In this case, past results are very much a guarantee of future performance

Not content with a decades-long failure to teach their students how to read, write and perform simple math, LA’s teachers demand 20% pay hike (average pay is already $123,000, so $147,600) and more; much more.

California teachers making six figures would see pay hike under Green New Deal

The United Teachers of Los Angeles is planning to strike for three days next week in an effort to transform city schools into a "green" social services hub. The Los Angeles chapter of the Democratic Socialists of America has identified the teachers' plan as part of its "Green New Deal for L.A. Public Schools" and said it is the group's priority agenda item for the year. But buried beneath the teachers' sundry progressive demands is a 20 percent salary hike over two years for Los Angeles teachers, who on average make $123,000 per year.

The socialist-backed strike is the latest example of teachers' unions harnessing allegedly high-minded progressive causes to wrest professional wins. As students languished under union-backed school closures during the pandemic, American Federation of Teachers president Randi Weingarten pushed to ditch standardized testing in the name of equity. Last summer, the president of the National Education Association said the union would lobby on transgender issues, abortion, and gun control alongside its fight against charter schools. The California teachers' union is lobbying on gun control, flavored tobacco bans, and LGBT issues to shore up support from other powerful political groups.

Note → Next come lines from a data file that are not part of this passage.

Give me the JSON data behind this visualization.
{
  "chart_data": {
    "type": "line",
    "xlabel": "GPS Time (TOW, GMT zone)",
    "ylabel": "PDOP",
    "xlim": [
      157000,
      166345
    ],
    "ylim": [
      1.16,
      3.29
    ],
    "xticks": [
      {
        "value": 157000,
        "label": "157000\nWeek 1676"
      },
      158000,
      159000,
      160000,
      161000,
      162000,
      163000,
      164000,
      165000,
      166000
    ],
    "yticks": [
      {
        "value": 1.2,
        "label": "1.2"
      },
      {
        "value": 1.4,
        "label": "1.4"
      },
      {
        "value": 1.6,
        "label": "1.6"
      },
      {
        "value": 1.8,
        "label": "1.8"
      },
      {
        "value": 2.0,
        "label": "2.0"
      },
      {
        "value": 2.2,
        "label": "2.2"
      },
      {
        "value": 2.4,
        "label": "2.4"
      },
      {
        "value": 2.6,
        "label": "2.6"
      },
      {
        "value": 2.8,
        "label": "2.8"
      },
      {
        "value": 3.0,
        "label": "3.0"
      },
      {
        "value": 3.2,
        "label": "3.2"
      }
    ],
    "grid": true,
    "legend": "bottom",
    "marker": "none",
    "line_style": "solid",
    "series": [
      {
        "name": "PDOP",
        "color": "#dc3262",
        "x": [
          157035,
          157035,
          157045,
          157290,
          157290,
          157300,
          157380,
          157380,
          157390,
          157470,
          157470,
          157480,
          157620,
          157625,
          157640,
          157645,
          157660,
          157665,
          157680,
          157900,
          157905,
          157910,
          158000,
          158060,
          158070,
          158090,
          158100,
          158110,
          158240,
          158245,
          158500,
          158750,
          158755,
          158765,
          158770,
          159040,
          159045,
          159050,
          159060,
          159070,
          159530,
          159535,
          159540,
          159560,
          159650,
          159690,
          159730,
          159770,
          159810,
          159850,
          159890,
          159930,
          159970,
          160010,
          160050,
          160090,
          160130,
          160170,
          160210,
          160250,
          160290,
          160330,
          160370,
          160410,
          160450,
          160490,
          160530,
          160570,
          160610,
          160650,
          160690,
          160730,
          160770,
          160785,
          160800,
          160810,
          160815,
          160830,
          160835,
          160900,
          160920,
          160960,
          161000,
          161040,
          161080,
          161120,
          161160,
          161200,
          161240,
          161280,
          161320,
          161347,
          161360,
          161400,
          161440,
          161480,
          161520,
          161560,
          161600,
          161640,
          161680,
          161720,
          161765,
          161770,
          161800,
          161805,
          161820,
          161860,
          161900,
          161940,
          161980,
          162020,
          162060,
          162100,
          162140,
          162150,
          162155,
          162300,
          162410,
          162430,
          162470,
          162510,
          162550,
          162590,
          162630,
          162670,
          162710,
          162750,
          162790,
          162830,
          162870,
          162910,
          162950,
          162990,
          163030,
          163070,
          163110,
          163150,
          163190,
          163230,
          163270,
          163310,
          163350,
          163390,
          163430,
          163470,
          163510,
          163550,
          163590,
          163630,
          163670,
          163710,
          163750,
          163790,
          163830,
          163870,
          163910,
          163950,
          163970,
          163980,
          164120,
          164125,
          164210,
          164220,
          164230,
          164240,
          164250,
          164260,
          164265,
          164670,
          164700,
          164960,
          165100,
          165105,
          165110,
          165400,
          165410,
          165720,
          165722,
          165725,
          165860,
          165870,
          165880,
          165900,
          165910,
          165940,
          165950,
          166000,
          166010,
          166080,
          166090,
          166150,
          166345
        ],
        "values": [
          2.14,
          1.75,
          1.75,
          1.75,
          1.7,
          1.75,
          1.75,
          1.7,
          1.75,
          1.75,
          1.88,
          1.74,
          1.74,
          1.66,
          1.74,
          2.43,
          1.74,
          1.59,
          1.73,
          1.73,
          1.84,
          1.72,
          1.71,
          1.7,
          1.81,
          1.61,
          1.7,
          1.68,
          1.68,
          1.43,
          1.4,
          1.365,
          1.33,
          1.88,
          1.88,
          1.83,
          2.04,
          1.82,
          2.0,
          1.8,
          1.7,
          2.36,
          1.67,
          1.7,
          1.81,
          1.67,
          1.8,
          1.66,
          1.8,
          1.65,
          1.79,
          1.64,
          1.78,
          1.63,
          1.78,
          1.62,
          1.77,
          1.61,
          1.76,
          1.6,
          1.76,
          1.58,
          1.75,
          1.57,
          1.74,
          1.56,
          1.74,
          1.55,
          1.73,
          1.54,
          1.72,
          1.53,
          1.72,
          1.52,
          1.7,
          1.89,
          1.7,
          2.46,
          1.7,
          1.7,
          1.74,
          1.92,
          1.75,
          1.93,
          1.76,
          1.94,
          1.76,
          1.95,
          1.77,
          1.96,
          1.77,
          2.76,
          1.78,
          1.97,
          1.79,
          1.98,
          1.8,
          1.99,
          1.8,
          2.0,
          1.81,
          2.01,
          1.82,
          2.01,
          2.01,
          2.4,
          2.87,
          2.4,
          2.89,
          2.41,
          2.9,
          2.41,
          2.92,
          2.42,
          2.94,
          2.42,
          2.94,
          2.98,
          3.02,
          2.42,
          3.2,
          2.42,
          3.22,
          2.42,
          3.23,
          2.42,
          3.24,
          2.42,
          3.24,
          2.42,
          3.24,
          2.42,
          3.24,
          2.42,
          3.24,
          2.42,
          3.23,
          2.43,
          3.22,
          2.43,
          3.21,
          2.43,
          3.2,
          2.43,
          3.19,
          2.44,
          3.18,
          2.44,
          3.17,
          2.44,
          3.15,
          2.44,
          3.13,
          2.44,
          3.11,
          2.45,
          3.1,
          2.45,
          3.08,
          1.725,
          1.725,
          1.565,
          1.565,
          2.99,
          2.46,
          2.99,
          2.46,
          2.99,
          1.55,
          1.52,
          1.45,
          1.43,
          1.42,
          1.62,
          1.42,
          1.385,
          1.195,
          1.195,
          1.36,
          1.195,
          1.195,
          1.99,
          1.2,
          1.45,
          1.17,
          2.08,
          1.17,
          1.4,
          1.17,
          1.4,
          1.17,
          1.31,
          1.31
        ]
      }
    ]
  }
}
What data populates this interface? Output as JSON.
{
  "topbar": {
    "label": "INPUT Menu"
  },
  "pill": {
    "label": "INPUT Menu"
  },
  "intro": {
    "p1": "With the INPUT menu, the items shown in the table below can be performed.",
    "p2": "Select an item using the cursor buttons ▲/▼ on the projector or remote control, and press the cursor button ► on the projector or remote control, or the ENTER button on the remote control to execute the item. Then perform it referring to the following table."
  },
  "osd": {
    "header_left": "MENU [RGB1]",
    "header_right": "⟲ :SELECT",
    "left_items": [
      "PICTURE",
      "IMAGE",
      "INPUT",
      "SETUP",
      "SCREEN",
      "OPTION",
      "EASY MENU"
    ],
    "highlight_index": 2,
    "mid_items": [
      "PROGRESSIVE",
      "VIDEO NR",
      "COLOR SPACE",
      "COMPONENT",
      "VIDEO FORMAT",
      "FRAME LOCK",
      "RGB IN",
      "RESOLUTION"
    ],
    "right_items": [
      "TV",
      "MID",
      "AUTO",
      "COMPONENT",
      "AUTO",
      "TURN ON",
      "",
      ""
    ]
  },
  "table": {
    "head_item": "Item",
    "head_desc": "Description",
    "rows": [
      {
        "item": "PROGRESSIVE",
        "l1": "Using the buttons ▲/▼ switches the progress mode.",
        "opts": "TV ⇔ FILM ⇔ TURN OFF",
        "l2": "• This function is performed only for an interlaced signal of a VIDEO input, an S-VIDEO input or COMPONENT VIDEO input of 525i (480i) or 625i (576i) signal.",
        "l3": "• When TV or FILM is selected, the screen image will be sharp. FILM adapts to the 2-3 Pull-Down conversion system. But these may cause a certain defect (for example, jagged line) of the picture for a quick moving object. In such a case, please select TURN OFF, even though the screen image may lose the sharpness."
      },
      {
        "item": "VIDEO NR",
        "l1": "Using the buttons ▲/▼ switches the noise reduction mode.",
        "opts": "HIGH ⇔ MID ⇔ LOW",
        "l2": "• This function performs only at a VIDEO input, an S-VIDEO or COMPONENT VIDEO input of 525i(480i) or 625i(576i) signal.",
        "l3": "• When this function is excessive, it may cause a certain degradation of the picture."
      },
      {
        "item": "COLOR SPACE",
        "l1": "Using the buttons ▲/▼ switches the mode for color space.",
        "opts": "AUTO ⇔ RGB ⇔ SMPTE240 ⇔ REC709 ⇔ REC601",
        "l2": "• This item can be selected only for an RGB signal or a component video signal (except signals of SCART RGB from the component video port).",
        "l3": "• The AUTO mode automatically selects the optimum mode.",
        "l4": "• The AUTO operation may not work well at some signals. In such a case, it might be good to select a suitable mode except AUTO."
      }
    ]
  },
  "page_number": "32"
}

The teachers' union lifted elements of the DSA's Green New Deal for schools, such as demands for free public transportation for students, "climate literacy" courses taught through a "racial justice lens," campus parks, and more school solar panels. The teachers' platform, titled "Beyond Recovery," also seeks city rent controls, taxpayer-funded parental leave, subsidized housing on unused school property, smaller classrooms, and a crackdown on charter schools. The union is also demanding that administrators lobby the federal government to make COVID-19 funds permanent and the state to increase cash flow.

Los Angeles public school teachers earn an average per year of $123,000, excluding benefits, according to a Washington Free Beacon analysis of district salaries posted to Transparent California. That is nearly twice the city's average salary of $67,500.